Entorpecido pela dor, Zach lutava para falar. Afastou a toalha levemente e perguntou:
“Pai, acha que vou sangrar até morrer?”
“Não”, respondeu Thom. “Mas quero que use a cabeça, Zach, e concentre-se para conter o sangramento.”
Thom ouvira que as pessoas eram capazes de reduzir o próprio batimento cardíaco. Talvez ajudasse.
Após algum tempo. Thom percebeu que a água se tornara mais encrespada. “Deve ser o Lago Litledoe”, disse. Olhou o mapa e as estrelas.
O lago Teppe deve ser nesta direção, pensou. Remou até onde pensou haver passagem, porém não havia nada. Agitado, olhou para as estrelas novamente. Estou perdendo tempo!, percebeu de repente. Como o sol, as estrelas parecem mover-se de acordo com a hora do dia. Na ansiedade, esquecera de considerar o fato. Logo a água se tornou mais calma. Estavam no canal sudoeste, dirigindo-se para Teppe. Thom remara durante duas horas. Finalmente o canal se alargou.

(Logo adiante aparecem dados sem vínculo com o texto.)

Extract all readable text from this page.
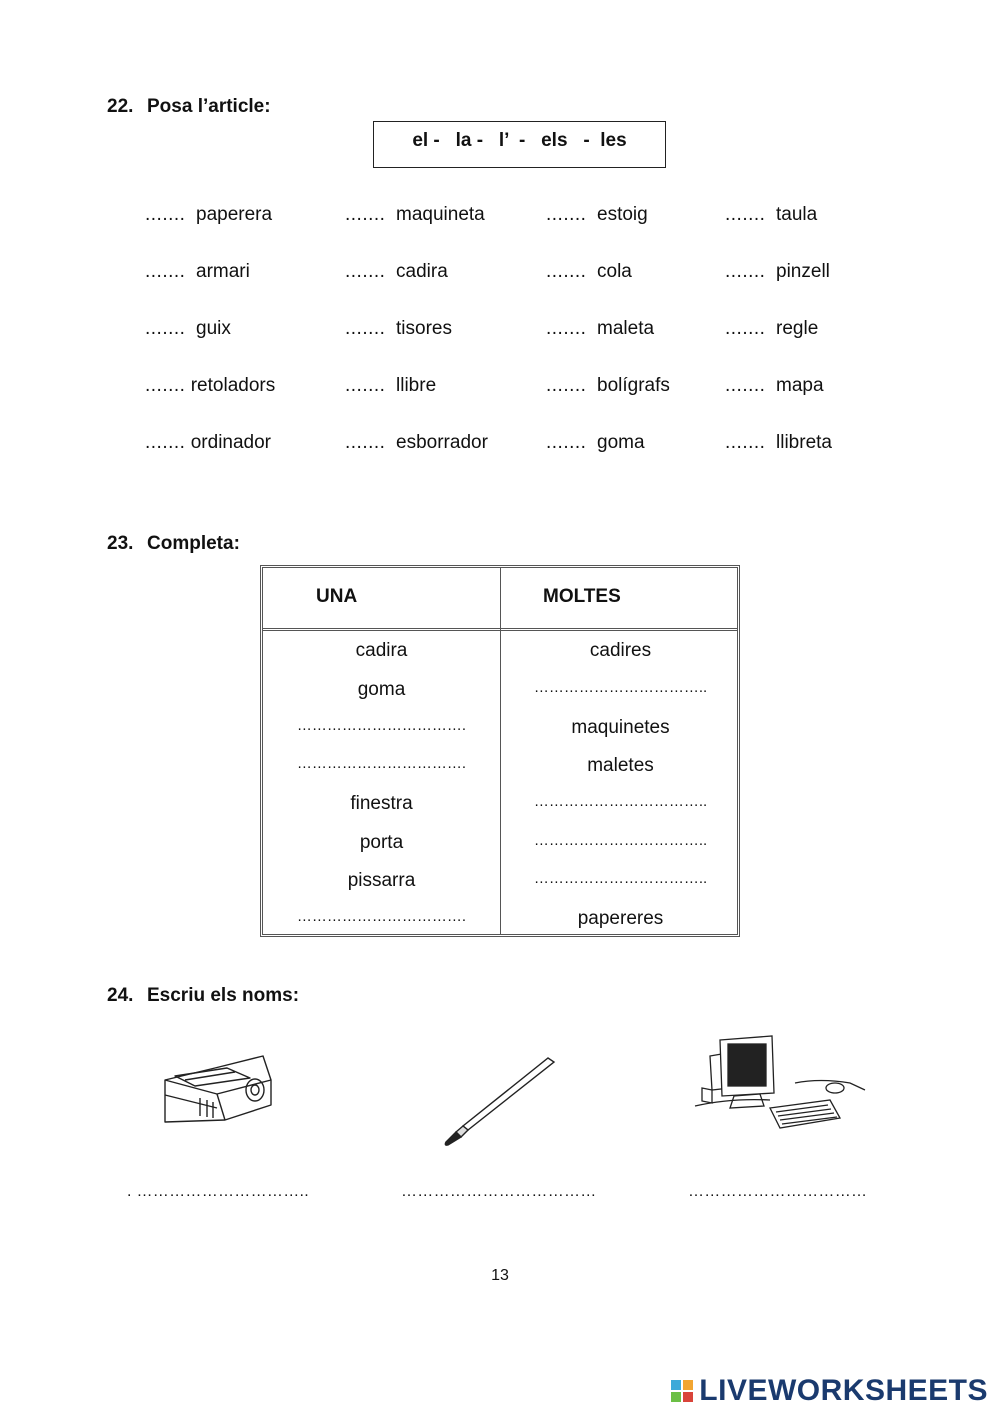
22. Posa l’article:
el -   la -   l’  -   els   -  les
....... paperera	....... maquineta	....... estoig	....... taula
....... armari	....... cadira	....... cola	....... pinzell
....... guix	....... tisores	....... maleta	....... regle
....... retoladors	....... llibre	....... bolígrafs	....... mapa
....... ordinador	....... esborrador	....... goma	....... llibreta
23. Completa:
UNA	MOLTES
cadira	cadires
goma	……………………………..
…………………………….	maquinetes
…………………………….	maletes
finestra	……………………………..
porta	……………………………..
pissarra	……………………………..
…………………………….	papereres
24. Escriu els noms:
. …………………………..	………………………………	……………………………
13
LIVEWORKSHEETS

“Acho que é aqui!”, avisou.
Fizeram a curva e viram as luzes distantes do acampamento brilhando na água.
“Estamos quase lá!”
No meio do lago, Thom gritou: “Ei, pessoal. Precisamos de ajuda!”
Acordados pelos gritos, o diretor e a enfermeira do acampamento correram para o cais. Tiraram Zach da canoa e o levaram ao doutor Fred Harris, no pavilhão médico.
Harris deitou-o na maca, olhou os ferimentos e ligou para o Hospital Infantil de Toronto, a 320 quilômetros.
Dois membros do acampamento conduziram Tracy e Zach ao hospital. Lá, o cirurgião plástico levou quatro horas na cirurgia de reconstrução da face, dando mais de 80 pontos para fechar os ferimentos.
As cicatrizes de Zach talvez desapareçam. Embora ainda assaltado por pesadelos ocasionais, age como freqüentemente o fazem crianças que sofrem trauma. Sempre sensível, tornou-se extremamente protetor de Eli e Will.
Thom e Tracy também se sentem mais fortes pela vitória na corrida desesperada contra a escuridão. Em abril, Tracy deu à luz uma menina. Anya Eve, e a família planeja acampar outra vez neste verão.

Quase todos os lobos tem medo de seres humanos. Por alguma razão, aquele não tinha. Na mesma época do ataque a Zach, uma sacola desapareceu de sob a cabeça de alguém que dormia no acampamento, e objetos sumiram de outros acampamentos. As autoridades do parque interditaram o local e, cinco dias após o ataque, mataram um lobo macho de 30 quilos. Seu estômago continha cenouras, feijões, barbante e papéis. Desde sua morte, não houve relatos de agressão por lobos na área.